Nipsey Hussle was shot and killed outside of his clothing store in South Los Angeles on March 31. The suspects are still at large. Two other men were injured in the shooting, though their names have not been disclosed to the public.
In the past, Hussle has acknowledged his involvement with the Rollin 60s Neighborhood Crips, in particular in an interview with Complex Magazine in 2010. In the interview, Hussle was asked what he thought about some rappers like Lil Wayne or Jim Jones repping the Blood, another well-known street gang.
Here is Hussle’s reply:
If you 35, 28, or 30 years old, and you decide you’re gonna pick up a rag and start bangin’, and you can look yourself in the mirror and you still feel like you’re a man? That’s cool, do your thing. My concern is the n*ggas that are really in the shit. I’m more focused on giving solutions and inspiration more than anything. But to answer your question, I feel like it’s fraudulent. Straight up. If you ain’t put on to this sh*t, you wasn’t courted on, you ain’t going to the back of the buildings to fight, your homies didn’t get put on, you not from a gang. Not only are you not from a gang, if you ain’t press a line and put in work, not necessarily kill nobody but you know, put yours on the line. It ain’t just you a Blood when it’s convenient, cause you got a camera and it looks cool. When you around 100 Crips, you still a Blood. When 40-Glocc and them run up on you, you still a Blood. And I ain’t talking about Wayne. I got respect for they movement and I like the dude as an artist. But I’m just saying on some gangbang sh*t, when you go to the county jail and you walk in the court tank and it’s 50 of your enemies, you still gonna say the 60s (Rollin 60 Neighborhood Crips). Or you not a gangbanger. Your homies gonna hear about it, beat you up, kick you in your *ss, and you was for nothin’. I know in the real world in this shit, a lot of n*ggas wouldn’t make it. So like I said, it’s an overstanding I got about it. I look at it like these n*ggas is totally out of character.

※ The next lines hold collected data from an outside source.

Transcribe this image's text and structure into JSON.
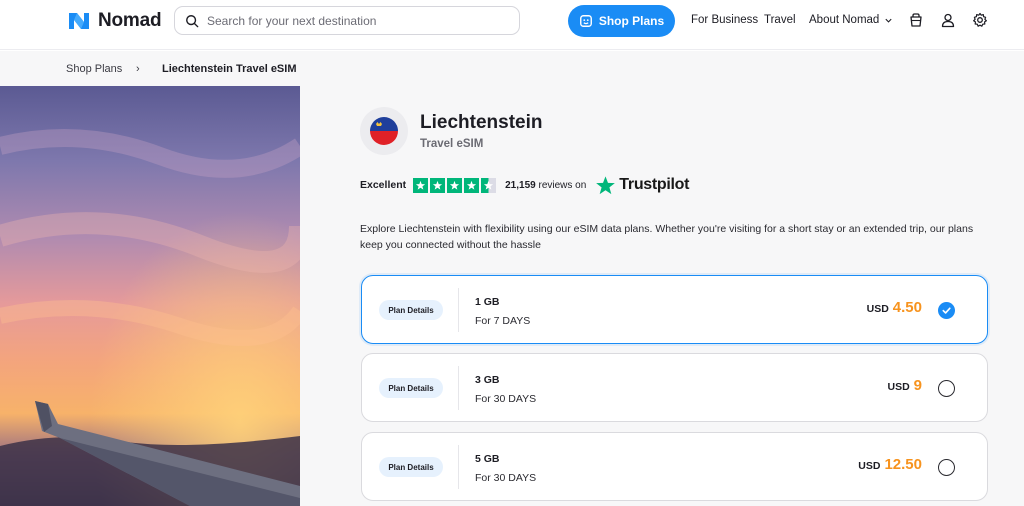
{
  "header": {
    "logo_text": "Nomad",
    "search_placeholder": "Search for your next destination",
    "shop_plans_label": "Shop Plans",
    "nav": {
      "for_business": "For Business",
      "travel": "Travel",
      "about": "About Nomad"
    },
    "icons": [
      "chevron-down-icon",
      "cart-icon",
      "user-icon",
      "gear-icon"
    ]
  },
  "breadcrumb": {
    "parent": "Shop Plans",
    "separator": "›",
    "current": "Liechtenstein Travel eSIM"
  },
  "destination": {
    "country": "Liechtenstein",
    "subtitle": "Travel eSIM"
  },
  "rating": {
    "label": "Excellent",
    "stars": 4.5,
    "review_count": "21,159",
    "reviews_suffix": "reviews on",
    "provider": "Trustpilot"
  },
  "description": "Explore Liechtenstein with flexibility using our eSIM data plans. Whether you're visiting for a short stay or an extended trip, our plans keep you connected without the hassle",
  "plans": [
    {
      "details_label": "Plan Details",
      "data": "1 GB",
      "duration": "For 7 DAYS",
      "currency": "USD",
      "price": "4.50",
      "selected": true
    },
    {
      "details_label": "Plan Details",
      "data": "3 GB",
      "duration": "For 30 DAYS",
      "currency": "USD",
      "price": "9",
      "selected": false
    },
    {
      "details_label": "Plan Details",
      "data": "5 GB",
      "duration": "For 30 DAYS",
      "currency": "USD",
      "price": "12.50",
      "selected": false
    }
  ],
  "colors": {
    "accent": "#1a8cf5",
    "price": "#f7931e",
    "trustpilot_green": "#00b67a"
  }
}
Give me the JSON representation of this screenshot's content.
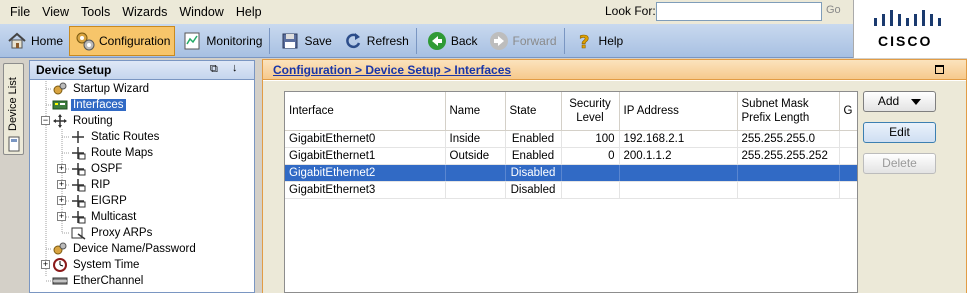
{
  "menu": [
    "File",
    "View",
    "Tools",
    "Wizards",
    "Window",
    "Help"
  ],
  "search": {
    "label": "Look For:",
    "value": "",
    "go": "Go"
  },
  "toolbar": {
    "home": "Home",
    "configuration": "Configuration",
    "monitoring": "Monitoring",
    "save": "Save",
    "refresh": "Refresh",
    "back": "Back",
    "forward": "Forward",
    "help": "Help"
  },
  "logo": {
    "text": "CISCO",
    "color": "#1a3a6e"
  },
  "device_list_tab": "Device List",
  "device_setup": {
    "title": "Device Setup",
    "tree": [
      "Startup Wizard",
      "Interfaces",
      "Routing",
      "Static Routes",
      "Route Maps",
      "OSPF",
      "RIP",
      "EIGRP",
      "Multicast",
      "Proxy ARPs",
      "Device Name/Password",
      "System Time",
      "EtherChannel"
    ]
  },
  "breadcrumb": "Configuration > Device Setup > Interfaces",
  "table": {
    "headers": [
      "Interface",
      "Name",
      "State",
      "Security Level",
      "IP Address",
      "Subnet Mask Prefix Length",
      "G"
    ],
    "rows": [
      [
        "GigabitEthernet0",
        "Inside",
        "Enabled",
        "100",
        "192.168.2.1",
        "255.255.255.0"
      ],
      [
        "GigabitEthernet1",
        "Outside",
        "Enabled",
        "0",
        "200.1.1.2",
        "255.255.255.252"
      ],
      [
        "GigabitEthernet2",
        "",
        "Disabled",
        "",
        "",
        ""
      ],
      [
        "GigabitEthernet3",
        "",
        "Disabled",
        "",
        "",
        ""
      ]
    ],
    "selected_row": 2
  },
  "actions": {
    "add": "Add",
    "edit": "Edit",
    "delete": "Delete"
  },
  "colors": {
    "selection": "#316ac5",
    "toolbar": "#a7c0e2",
    "active_tool": "#f7c56a",
    "panel_border": "#e29c45"
  }
}
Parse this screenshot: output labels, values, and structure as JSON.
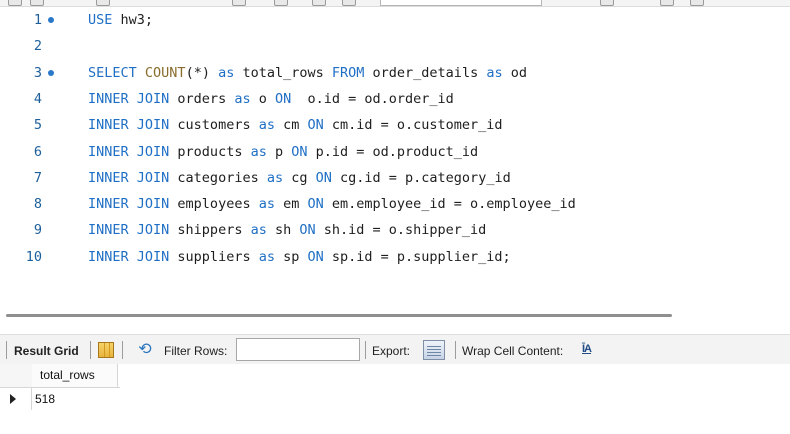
{
  "editor": {
    "lines": [
      {
        "num": "1",
        "marker": true,
        "text": "USE hw3;"
      },
      {
        "num": "2",
        "marker": false,
        "text": ""
      },
      {
        "num": "3",
        "marker": true,
        "text": "SELECT COUNT(*) as total_rows FROM order_details as od"
      },
      {
        "num": "4",
        "marker": false,
        "text": "INNER JOIN orders as o ON  o.id = od.order_id"
      },
      {
        "num": "5",
        "marker": false,
        "text": "INNER JOIN customers as cm ON cm.id = o.customer_id"
      },
      {
        "num": "6",
        "marker": false,
        "text": "INNER JOIN products as p ON p.id = od.product_id"
      },
      {
        "num": "7",
        "marker": false,
        "text": "INNER JOIN categories as cg ON cg.id = p.category_id"
      },
      {
        "num": "8",
        "marker": false,
        "text": "INNER JOIN employees as em ON em.employee_id = o.employee_id"
      },
      {
        "num": "9",
        "marker": false,
        "text": "INNER JOIN shippers as sh ON sh.id = o.shipper_id"
      },
      {
        "num": "10",
        "marker": false,
        "text": "INNER JOIN suppliers as sp ON sp.id = p.supplier_id;"
      }
    ]
  },
  "result_toolbar": {
    "result_grid_label": "Result Grid",
    "filter_rows_label": "Filter Rows:",
    "filter_value": "",
    "export_label": "Export:",
    "wrap_label": "Wrap Cell Content:",
    "wrap_icon_text": "ĪA"
  },
  "grid": {
    "columns": [
      "total_rows"
    ],
    "rows": [
      [
        "518"
      ]
    ]
  },
  "colors": {
    "keyword": "#1f6fc5",
    "function": "#8a6d2d",
    "line_number": "#1d5f9b"
  },
  "icons": [
    "grid-view-icon",
    "refresh-icon",
    "export-icon",
    "wrap-cell-icon",
    "row-pointer-icon"
  ]
}
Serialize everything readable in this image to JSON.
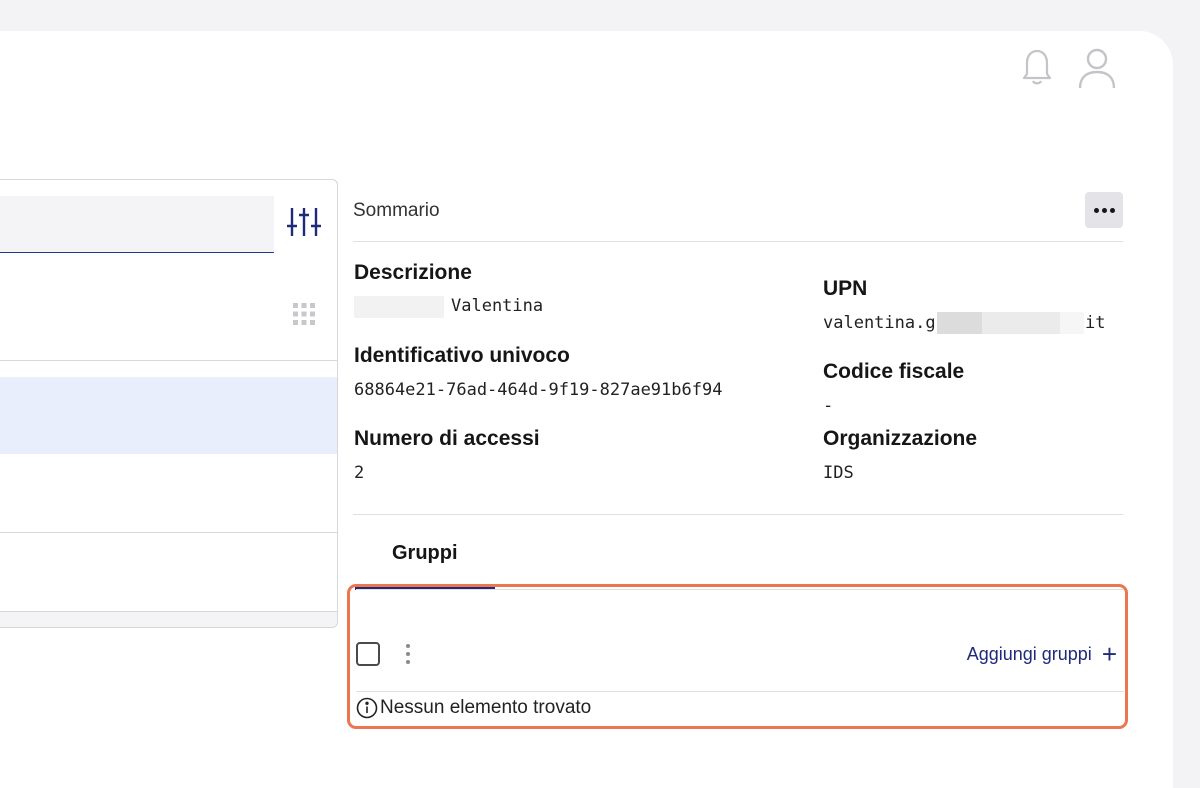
{
  "summary": {
    "title": "Sommario",
    "fields": {
      "descrizione": {
        "label": "Descrizione",
        "value": "Valentina"
      },
      "upn": {
        "label": "UPN",
        "value_prefix": "valentina.g",
        "value_suffix": "it"
      },
      "identificativo": {
        "label": "Identificativo univoco",
        "value": "68864e21-76ad-464d-9f19-827ae91b6f94"
      },
      "codice_fiscale": {
        "label": "Codice fiscale",
        "value": "-"
      },
      "numero_accessi": {
        "label": "Numero di accessi",
        "value": "2"
      },
      "organizzazione": {
        "label": "Organizzazione",
        "value": "IDS"
      }
    }
  },
  "tabs": {
    "gruppi": "Gruppi"
  },
  "groups": {
    "add_label": "Aggiungi gruppi",
    "add_symbol": "+",
    "empty_message": "Nessun elemento trovato"
  },
  "icons": {
    "bell": "bell-icon",
    "user": "user-icon",
    "filter": "sliders-icon",
    "grid": "grid-icon",
    "more": "overflow-menu-icon",
    "info": "info-icon"
  },
  "colors": {
    "accent": "#1f2a7a",
    "highlight_border": "#ed7550",
    "selected_row": "#e8eefc"
  }
}
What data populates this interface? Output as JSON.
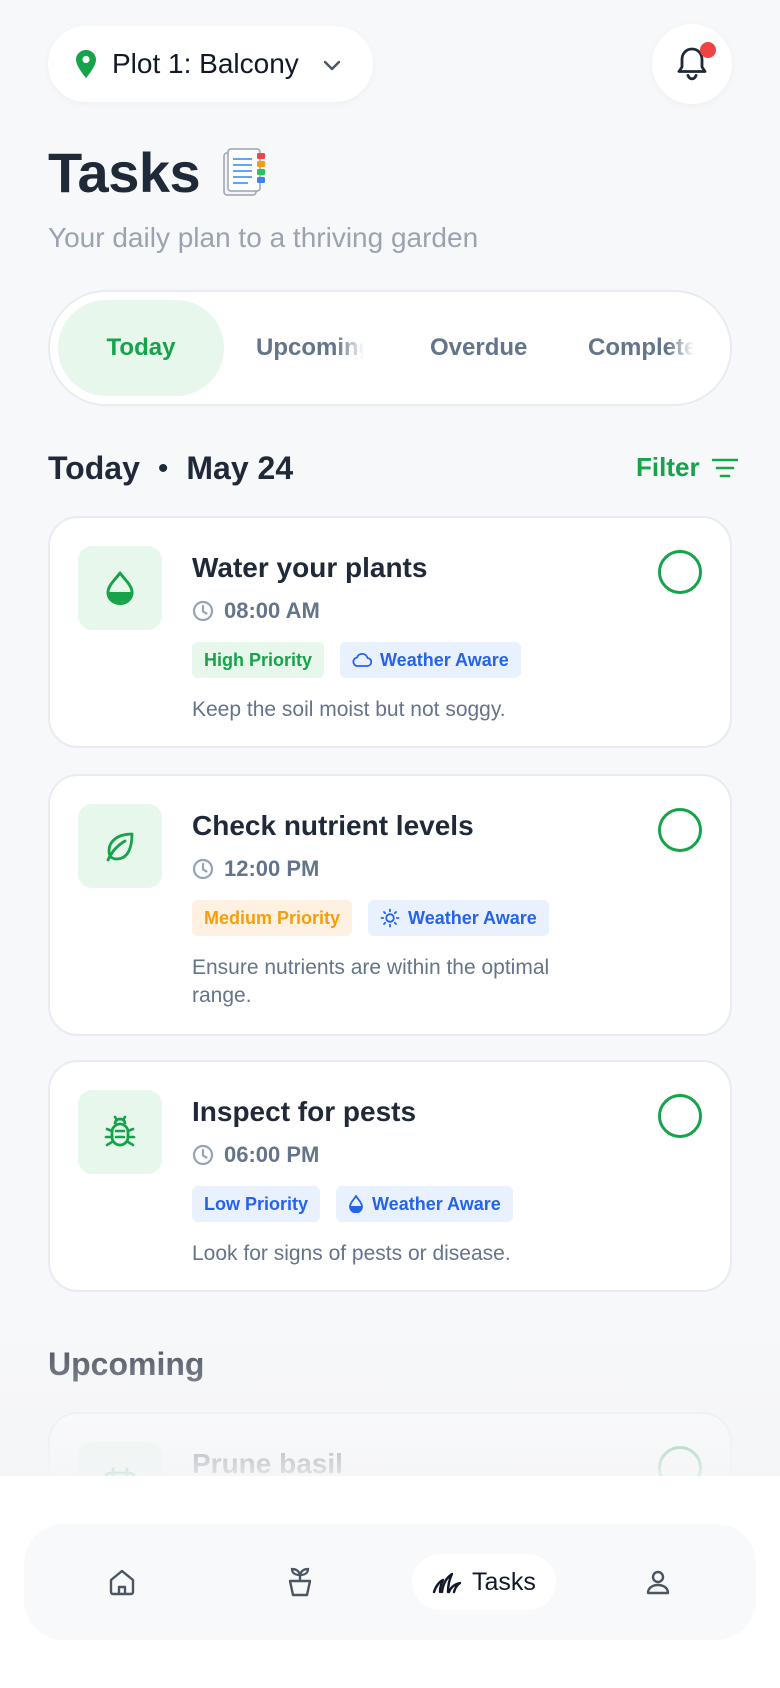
{
  "header": {
    "plot_label": "Plot 1: Balcony",
    "pin_icon": "map-pin-icon",
    "chevron_icon": "chevron-down-icon",
    "bell_icon": "bell-icon",
    "has_notification": true
  },
  "page": {
    "title": "Tasks",
    "title_emoji": "📑",
    "subtitle": "Your daily plan to a thriving garden"
  },
  "tabs": [
    {
      "label": "Today",
      "active": true
    },
    {
      "label": "Upcoming",
      "active": false
    },
    {
      "label": "Overdue",
      "active": false
    },
    {
      "label": "Completed",
      "active": false
    }
  ],
  "today_section": {
    "label": "Today",
    "separator": "•",
    "date": "May 24",
    "filter_label": "Filter",
    "filter_icon": "filter-lines-icon"
  },
  "tasks": [
    {
      "name": "Water your plants",
      "icon": "water-drop-icon",
      "time": "08:00 AM",
      "priority": "High Priority",
      "weather": "Weather Aware",
      "weather_icon": "cloud-icon",
      "note": "Keep the soil moist but not soggy."
    },
    {
      "name": "Check nutrient levels",
      "icon": "leaf-icon",
      "time": "12:00 PM",
      "priority": "Medium Priority",
      "weather": "Weather Aware",
      "weather_icon": "sun-icon",
      "note": "Ensure nutrients are within the optimal range."
    },
    {
      "name": "Inspect for pests",
      "icon": "bug-icon",
      "time": "06:00 PM",
      "priority": "Low Priority",
      "weather": "Weather Aware",
      "weather_icon": "droplet-icon",
      "note": "Look for signs of pests or disease."
    }
  ],
  "upcoming_section": {
    "label": "Upcoming",
    "first_task": {
      "name": "Prune basil",
      "icon": "calendar-icon"
    }
  },
  "bottom_nav": [
    {
      "icon": "home-icon",
      "label": ""
    },
    {
      "icon": "plant-pot-icon",
      "label": ""
    },
    {
      "icon": "grass-icon",
      "label": "Tasks",
      "active": true
    },
    {
      "icon": "user-icon",
      "label": ""
    }
  ],
  "colors": {
    "accent": "#16a34a",
    "accent_bg": "#e8f7ec",
    "blue": "#2563eb",
    "orange": "#f59e0b",
    "notification": "#ef4444"
  }
}
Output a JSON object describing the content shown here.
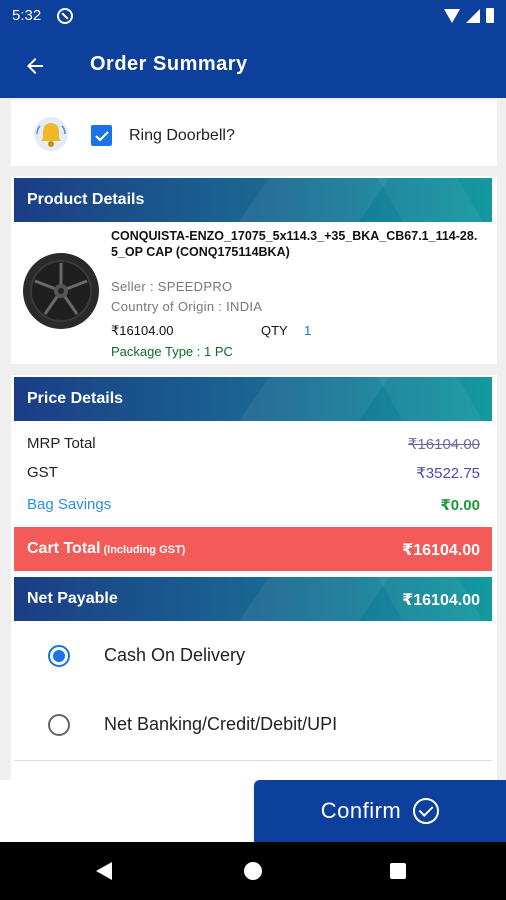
{
  "status_bar": {
    "time": "5:32"
  },
  "app_bar": {
    "title": "Order Summary"
  },
  "doorbell": {
    "label": "Ring Doorbell?",
    "checked": true
  },
  "product_section": {
    "title": "Product Details",
    "name": "CONQUISTA-ENZO_17075_5x114.3_+35_BKA_CB67.1_114-28.5_OP CAP (CONQ175114BKA)",
    "seller": "Seller : SPEEDPRO",
    "origin": "Country of Origin : INDIA",
    "price": "₹16104.00",
    "qty_label": "QTY",
    "qty_value": "1",
    "package": "Package Type : 1 PC"
  },
  "price_section": {
    "title": "Price Details",
    "mrp_label": "MRP Total",
    "mrp_value": "₹16104.00",
    "gst_label": "GST",
    "gst_value": "₹3522.75",
    "savings_label": "Bag Savings",
    "savings_value": "₹0.00",
    "cart_total_label": "Cart Total",
    "cart_total_note": "(Including GST)",
    "cart_total_value": "₹16104.00",
    "net_payable_label": "Net Payable",
    "net_payable_value": "₹16104.00"
  },
  "payment_options": [
    {
      "label": "Cash On Delivery",
      "selected": true
    },
    {
      "label": "Net Banking/Credit/Debit/UPI",
      "selected": false
    }
  ],
  "confirm": {
    "label": "Confirm"
  },
  "colors": {
    "primary": "#0d3f9c",
    "accent_blue": "#1a73e8",
    "cart_total_red": "#f35b58",
    "savings_green": "#1f9a3a"
  }
}
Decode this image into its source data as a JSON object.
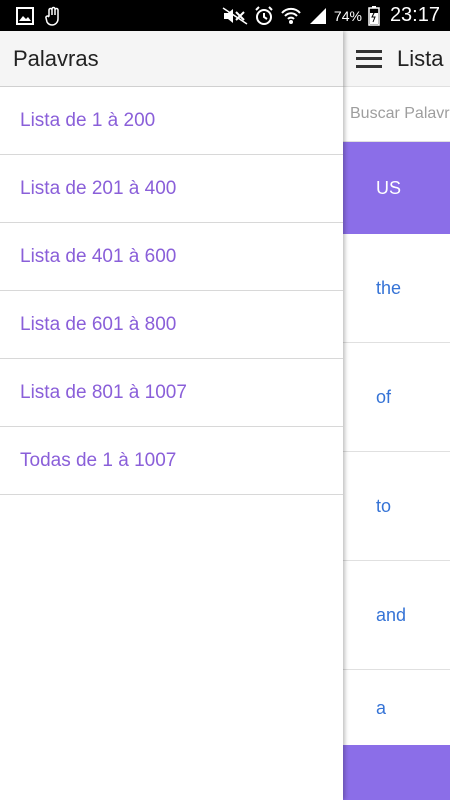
{
  "status_bar": {
    "battery_pct": "74%",
    "time": "23:17",
    "icons": [
      "image-icon",
      "hand-icon",
      "mute-icon",
      "alarm-icon",
      "wifi-icon",
      "signal-icon",
      "battery-icon"
    ]
  },
  "drawer": {
    "title": "Palavras",
    "items": [
      {
        "label": "Lista de 1 à 200"
      },
      {
        "label": "Lista de 201 à 400"
      },
      {
        "label": "Lista de 401 à 600"
      },
      {
        "label": "Lista de 601 à 800"
      },
      {
        "label": "Lista de 801 à 1007"
      },
      {
        "label": "Todas de 1 à 1007"
      }
    ]
  },
  "main": {
    "title": "Lista",
    "search": {
      "placeholder": "Buscar Palavra"
    },
    "list_header": "US",
    "words": [
      {
        "word": "the"
      },
      {
        "word": "of"
      },
      {
        "word": "to"
      },
      {
        "word": "and"
      },
      {
        "word": "a"
      }
    ]
  },
  "colors": {
    "accent": "#8b6ee8",
    "drawer_link": "#8a5fd9",
    "word_link": "#3573d6",
    "status_bar": "#000000"
  }
}
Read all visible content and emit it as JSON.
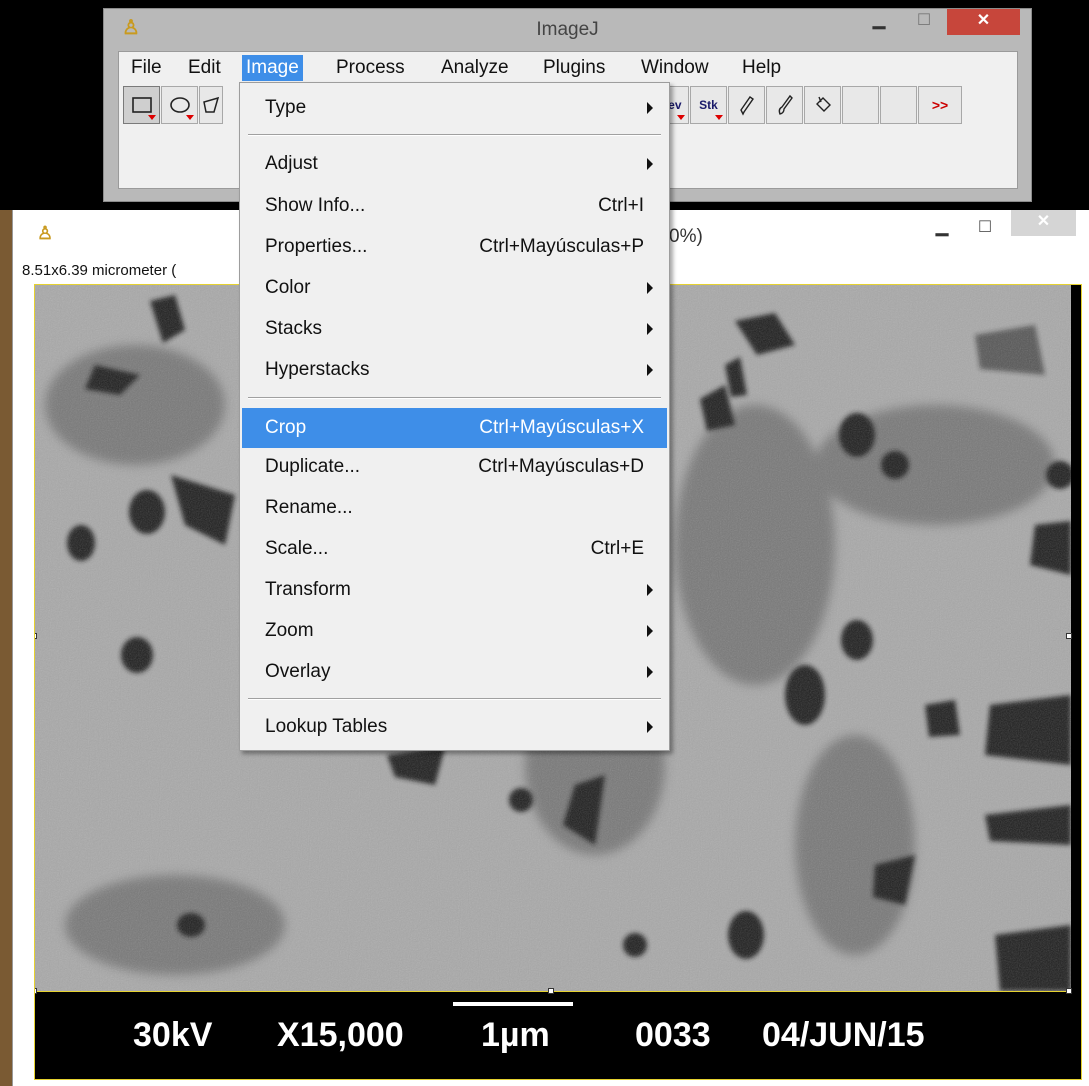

Here’s what you need to know:
WATCH: Hussle Explains His Decision to Join the Crips in a 2014 Interview
In an interview with VLAD TV in 2014, Hussle explained his decision to join the Crips. He explained how it was important to carry the “legacy” of his community up and out of the streets and to the “corporate level,” clarifying that he didn’t “necessarily [mean] gang-banging,” but more the culture and spirit and tradition of his area.
When asked if he even had a choice in joining, he said that he did, adding that his family had no ties to the gang, given his mother’s small family and his father’s family being primarily back in Africa. To explain his decision to join, he said, “It was the combination…of being an age…I left my house kind of early, when I was probably like 14….and you know, I just was taking care of myself early on, I was doing things to try to get money.”